"Know your enemy"â-âSun Tzu, The Art of War
Modern cybersecurity practices use threat modeling to identify weak components in a software system, and use that information to design and prioritize defenses against intrusion and attack. Threat modeling ask questions like "what are the weakest parts of our system", "how could an attacker breach our network", and "what types of attacks should we be worried about." To better answer these questions, it is useful to understand the types of attackers you or your organization may fall victim to.
Fields like User Experience design, Advertising, and Marketing have long used contrived personas to better understand their users and customers. These techniques are easily transferable to the security industry and can be used to create attacker personas. By identifying several common classes of attackers, you can use them to improve your threat model. Different types of attackers have different means, motives, and resources and their attacks leave different signatures. Knowing your enemy goes a long way in defending against them.
I've compiled a short list of eight attacker personas to help you get started below. This list is by no means exhaustive, but all of these classes exist in some capacity today, and are real and present danger to many systems in the wild.
Advanced Persistent Threat (APT) | Limitless Budgets
Nation state attackers are well funded, coordinated, state-sponsored, and militant in execution. Their motivations are strategic and can include stealing trade secrets and theft or destruction of property or data. Nation state attackers often present themselves as Advanced Persistent Threats (APTs): they are highly skilled and their attacks are calculated and narrowly targeted.
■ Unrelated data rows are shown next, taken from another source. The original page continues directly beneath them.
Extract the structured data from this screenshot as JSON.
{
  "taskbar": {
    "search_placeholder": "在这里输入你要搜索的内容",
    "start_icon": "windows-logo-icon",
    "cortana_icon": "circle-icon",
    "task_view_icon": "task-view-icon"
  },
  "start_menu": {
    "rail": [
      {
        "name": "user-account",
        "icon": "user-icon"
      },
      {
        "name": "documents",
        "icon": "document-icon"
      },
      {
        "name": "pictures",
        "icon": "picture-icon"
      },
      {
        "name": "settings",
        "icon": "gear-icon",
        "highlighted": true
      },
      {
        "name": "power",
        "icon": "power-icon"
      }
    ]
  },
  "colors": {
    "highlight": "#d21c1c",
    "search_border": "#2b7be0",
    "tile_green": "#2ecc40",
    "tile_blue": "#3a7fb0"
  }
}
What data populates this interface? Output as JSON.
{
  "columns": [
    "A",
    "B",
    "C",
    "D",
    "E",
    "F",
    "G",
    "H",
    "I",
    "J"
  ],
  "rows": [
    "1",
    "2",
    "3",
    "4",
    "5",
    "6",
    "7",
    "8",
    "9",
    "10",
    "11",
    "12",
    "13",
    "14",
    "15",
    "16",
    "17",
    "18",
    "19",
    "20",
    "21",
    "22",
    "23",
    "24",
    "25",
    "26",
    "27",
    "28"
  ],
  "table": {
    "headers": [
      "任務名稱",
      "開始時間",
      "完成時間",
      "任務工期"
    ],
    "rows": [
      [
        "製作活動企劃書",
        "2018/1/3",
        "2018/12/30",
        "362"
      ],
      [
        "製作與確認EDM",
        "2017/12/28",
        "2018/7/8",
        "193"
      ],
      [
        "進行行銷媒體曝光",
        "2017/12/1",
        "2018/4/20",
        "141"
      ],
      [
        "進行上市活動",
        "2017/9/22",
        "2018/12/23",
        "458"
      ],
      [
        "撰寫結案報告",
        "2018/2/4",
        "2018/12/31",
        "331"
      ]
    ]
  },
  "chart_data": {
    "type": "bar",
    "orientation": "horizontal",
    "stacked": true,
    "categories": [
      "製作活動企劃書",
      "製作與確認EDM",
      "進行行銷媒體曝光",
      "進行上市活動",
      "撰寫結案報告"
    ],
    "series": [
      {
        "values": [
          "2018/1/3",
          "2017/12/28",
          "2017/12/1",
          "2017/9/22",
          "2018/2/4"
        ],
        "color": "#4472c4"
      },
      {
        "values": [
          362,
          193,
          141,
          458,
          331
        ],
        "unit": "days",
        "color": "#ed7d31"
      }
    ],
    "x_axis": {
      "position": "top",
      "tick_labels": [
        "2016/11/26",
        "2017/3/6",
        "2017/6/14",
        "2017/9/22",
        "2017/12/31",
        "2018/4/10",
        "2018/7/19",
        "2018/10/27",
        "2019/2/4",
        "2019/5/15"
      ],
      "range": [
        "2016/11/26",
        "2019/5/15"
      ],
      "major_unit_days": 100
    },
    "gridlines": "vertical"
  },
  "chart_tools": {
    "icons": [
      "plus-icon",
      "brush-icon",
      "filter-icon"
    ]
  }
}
Full compromise of an APT's target is nearly inevitable. Once they have a foothold, it's not uncommon for the threat actors to remain silently present in a system or network for months or years before exfiltrating data or damaging systems. Historically, these threats have originated from China, Russia, North Korea, Israel, and the United States.
Skill-limited | Borrows Offensive Scripts and Toolkits | Resourceful | Careless
The script kiddie is an unskilled hacker who reuses scripts and leverages automated attack tools to compromise a victim's system. What they lack in technical skill they make up for in resourcefulness. Their attacks are often broadly scoped and noisy, but quite effective if they are not detected and automatically protected against. Unpatched or outdated software exploits are a common attack vector for script kiddies, as they can re-use existing PoC code and tools like metasploit to scan and target systems that don't receive regular package updates. The power of the script kiddie increases each year as the number of advanced attack scripts and automated tooling is released on the public internet.
Bug Bounty Hunter | Academic Researcher | Independent Researcher
The security researcher is a white- or gray-hat hacker looking to find undisclosed or original vulnerabilities in software systems. They are highly skilled and perhaps more importantly, knowledgeable about a wide range of attack methodologies and techniques. They often communicate with security teams and use coordinated disclosure and CVEs to announce and remediate the vulnerabilities they find. They are economically or socially motivated to discover vulnerabilities, and while they often are well-intended, their behavior can have unintended consequences for their attack targets which can lead to information leak, DoS, and bad press.
Spammer | Malvertiser | Card Fraudster | Ransomware
The fraudster's primary goal is monetary, and their techniques range from email spamming to illicit cryptocurrency mining and ransomware. Fraudsters often live in countries that condone their behavior or don't have extradition laws with the US, and therefore aren't particularly worried about being caught.
Rogue Employees | Employees with Compromised Devices | Ex-Employees
The compromised employee can leverage insider knowledge and access to exert catastrophic damage to an organization. The risk of compromised employees extends far beyond rouge or ex-employees, as one of the most common attack vectors today is through compromised employee devices or client-side attacks. Without proper role-based access control, low-ranking employees can be as dangerous as admins.
Political | Hacking Group | Collaborative | Leakers
Hacktivists are politically motivated. They often organize in groups, and attack targets that represent or support ethics they disagree with. Hacktivists are known for leaks and DDoS attacks and often leave calling cards or publicly claim responsibility for their attacks.
Edge Cases | End-of-life Software | Confused Users
The unlucky or confused user isn't intending to compromise a system, but their behavior or negligence could inadvertently lead to a security incident. Unlucky users are inadvertent masters of misuse: They are confused by UIs, they repeatedly execute actions without understanding their meaning or consequence, and they are likely to be using out of date web browsers or operating systems. If a minor bug exists in production, these users will find a way to trigger it. If that minor bug turns out to be a major bug, your team may have a crisis on their hands.
Trusted Third Party | Open Source Maintainer | Browser Extension Purchaser
The package poisoner authors or gains control of a popular software package or dependency and uses it as malware. Long dependency chains and user trust can be easily subverted by a seemingly well-intended open source maintainer, or new owner of a much-loved program or addon. Now more than ever developers are relying on shared modules, dependencies, front-end themes, and browser extensions, all written and maintained by third parties. The package poisoner knowingly subverts a user's or developer's trust to execute arbitrary code on privileged machines and devices.